We can put a man on the moon, but we can't make a yellow or white cake mix that tastes like scratch.
I've never figured out exactly what I'm tasting with a yellow or white cake mix, what kind of flavoring is that?
They are easy and foolproof, so I can see why they are so popular!
In The Cake Mix Doctor, she says that there is a hint of cherry in some white cake mixes. I have no idea which one(s).
I also prefer Pillsbury cake mixes, but I have found that their availability seems to be dwindling, and it is only a few flavors that are usually available.
You might be on to something. I have a bottle of vanilla butternut flavoring that I bought for a cookie recipe, and that seems to have a aroma similar to yellow cake mix, I wonder if that's it?

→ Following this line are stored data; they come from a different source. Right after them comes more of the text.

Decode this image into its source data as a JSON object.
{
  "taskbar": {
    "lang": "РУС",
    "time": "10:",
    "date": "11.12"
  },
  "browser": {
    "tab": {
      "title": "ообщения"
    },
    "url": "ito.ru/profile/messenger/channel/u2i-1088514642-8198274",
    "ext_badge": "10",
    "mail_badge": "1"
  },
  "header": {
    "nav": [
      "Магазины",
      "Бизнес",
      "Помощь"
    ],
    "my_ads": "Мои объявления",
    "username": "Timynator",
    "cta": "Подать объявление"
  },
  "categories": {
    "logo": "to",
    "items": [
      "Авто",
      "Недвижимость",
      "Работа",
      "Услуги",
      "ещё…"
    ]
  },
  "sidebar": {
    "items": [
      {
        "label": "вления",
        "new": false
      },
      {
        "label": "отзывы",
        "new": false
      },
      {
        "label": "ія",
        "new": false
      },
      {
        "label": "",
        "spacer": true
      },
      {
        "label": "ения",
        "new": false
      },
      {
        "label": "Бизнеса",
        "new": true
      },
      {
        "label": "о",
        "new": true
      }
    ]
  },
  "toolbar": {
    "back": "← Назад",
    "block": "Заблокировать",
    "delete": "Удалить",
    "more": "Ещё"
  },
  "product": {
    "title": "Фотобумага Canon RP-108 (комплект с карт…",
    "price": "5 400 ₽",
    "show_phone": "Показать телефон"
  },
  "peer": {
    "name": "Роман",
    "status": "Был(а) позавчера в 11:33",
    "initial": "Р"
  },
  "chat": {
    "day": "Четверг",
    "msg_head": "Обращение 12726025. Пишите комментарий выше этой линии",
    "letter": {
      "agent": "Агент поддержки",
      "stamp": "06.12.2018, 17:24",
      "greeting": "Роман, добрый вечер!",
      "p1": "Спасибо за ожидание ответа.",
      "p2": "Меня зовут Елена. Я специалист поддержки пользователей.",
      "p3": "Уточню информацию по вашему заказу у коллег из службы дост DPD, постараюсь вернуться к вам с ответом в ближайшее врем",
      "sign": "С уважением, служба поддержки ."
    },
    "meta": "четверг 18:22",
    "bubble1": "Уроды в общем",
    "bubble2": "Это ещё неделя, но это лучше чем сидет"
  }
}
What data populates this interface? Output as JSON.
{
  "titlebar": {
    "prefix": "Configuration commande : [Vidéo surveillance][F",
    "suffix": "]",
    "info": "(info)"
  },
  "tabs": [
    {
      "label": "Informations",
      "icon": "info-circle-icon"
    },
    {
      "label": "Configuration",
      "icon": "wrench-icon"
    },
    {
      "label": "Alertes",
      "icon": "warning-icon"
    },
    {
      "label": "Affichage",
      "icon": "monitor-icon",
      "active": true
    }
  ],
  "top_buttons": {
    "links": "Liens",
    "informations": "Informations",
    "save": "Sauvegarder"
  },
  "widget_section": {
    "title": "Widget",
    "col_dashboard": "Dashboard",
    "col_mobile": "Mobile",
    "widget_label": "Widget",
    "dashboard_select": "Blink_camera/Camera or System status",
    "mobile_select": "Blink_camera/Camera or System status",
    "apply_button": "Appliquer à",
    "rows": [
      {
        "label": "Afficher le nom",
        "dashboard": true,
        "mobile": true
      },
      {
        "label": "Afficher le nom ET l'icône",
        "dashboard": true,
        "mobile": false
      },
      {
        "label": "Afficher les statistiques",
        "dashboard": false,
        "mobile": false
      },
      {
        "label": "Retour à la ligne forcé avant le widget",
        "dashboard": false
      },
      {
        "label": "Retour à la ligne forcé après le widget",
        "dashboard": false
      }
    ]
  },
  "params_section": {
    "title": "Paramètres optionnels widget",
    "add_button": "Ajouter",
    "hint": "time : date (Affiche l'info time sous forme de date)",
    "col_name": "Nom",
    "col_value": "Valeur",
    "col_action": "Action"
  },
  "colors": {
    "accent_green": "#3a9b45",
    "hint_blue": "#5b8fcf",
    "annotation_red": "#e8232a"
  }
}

We can put a man on the moon, but we can't make a yellow or white cake mix that tastes like scratch.
I've tried to make cake from scratch twice in my life, once many years ago, and very recently for cupcakes, both times it tasted awful and pasty tasting. The box mixes have always tasted great. But I know what you mean, the yellow cake mix which is the one I use most has a bit of an artificial butter smell to it, I'm thinking that's it because some of the mixes require oil, eggs and water instead of the butter recipe ones, but once baked it tastes fine to me.
and if make the mistake of mixing the eggs and oil with a mixer before you add the water and cake mix you will get a mayonnaise taste.


I like BC the best because of the flavor and price (it's cheap my Target). However, I only bake from scratch for my biz and have been having the hardest time with getting a nice moist white cake. King Arthur's Flour scratch "tender white cake" is very promising but I'm contemplating going back to the box. I'm researching professional mixes from BakeMark and R&H and hope to have samples here in the next week.


i like duncan hines. but the prices are going up. Now the strawberry, lemon are $1.50 a box. But i have a question: How is betty crocker and pillsbury with the WASC recipe? They they have pudding in the mix where as Duncan Hines doesn't, does the WASC recipe make them too moist?

Duncan Hines has been my preference, but I've recently had to use Pillsbury and liked them too. They white cake mix anyway. I am not a fan of Betty Crocker. I have been trying out some scratch white cake recipes, but so far have not been happy with them. The last one I tried tasted good, but more like a pound cake, but the weight of the cake itself was very heavy and I didn't like that. So I will continue using Duncan Hines or Pillsbury until I find the right scratch recipe.

This is a very popular white cake recipe widely used for wedding cakes.
I got it from a famouse pastry chef, because I was planning a wedding cake
and needed a good recipe, she was kind enough to share it with me.
Ingredients
2 boxes white cake mix
2 cups all-purpose flour
2 cups granulated sugar
1 1/2 teas. salt
8 egg whites
2 2/3 cups water
4 Tbls. vegetable oil
2 cups (16oz carton) sour cream
2 teaspoon clear vanilla flavor
2 teaspoons almond extract
Directions
Mix all dry ingredients by hand using a whisk in a very large mixing bowl. Add the rest of the ingredients and beat on low speed for 2 minutes. Bake at 325 degrees
***One recipe makes: one 14" round + one 6" round
or one 16" round
or one 12" round + one 10" round
or one 12x18" sheet cake
or one 12" round + one 8" round + one 6"
Half a recipe makes: two 8" rounds
or two 6" rounds + 6 cupcakes
=====================================================
To be honest, I tried it and came out so hard and dry. I ended up doing a Duncan Hines
yellow cake that I doctored with sour cream, vanilla puding mix and Amaretto & Loreann almond flavor. Everyone loved the cake!

If I'm not baking from scratch I use Betty Crocker. The only Duncan Hines mix I buy is the Red Velvet. I don't like Pillsbury at all.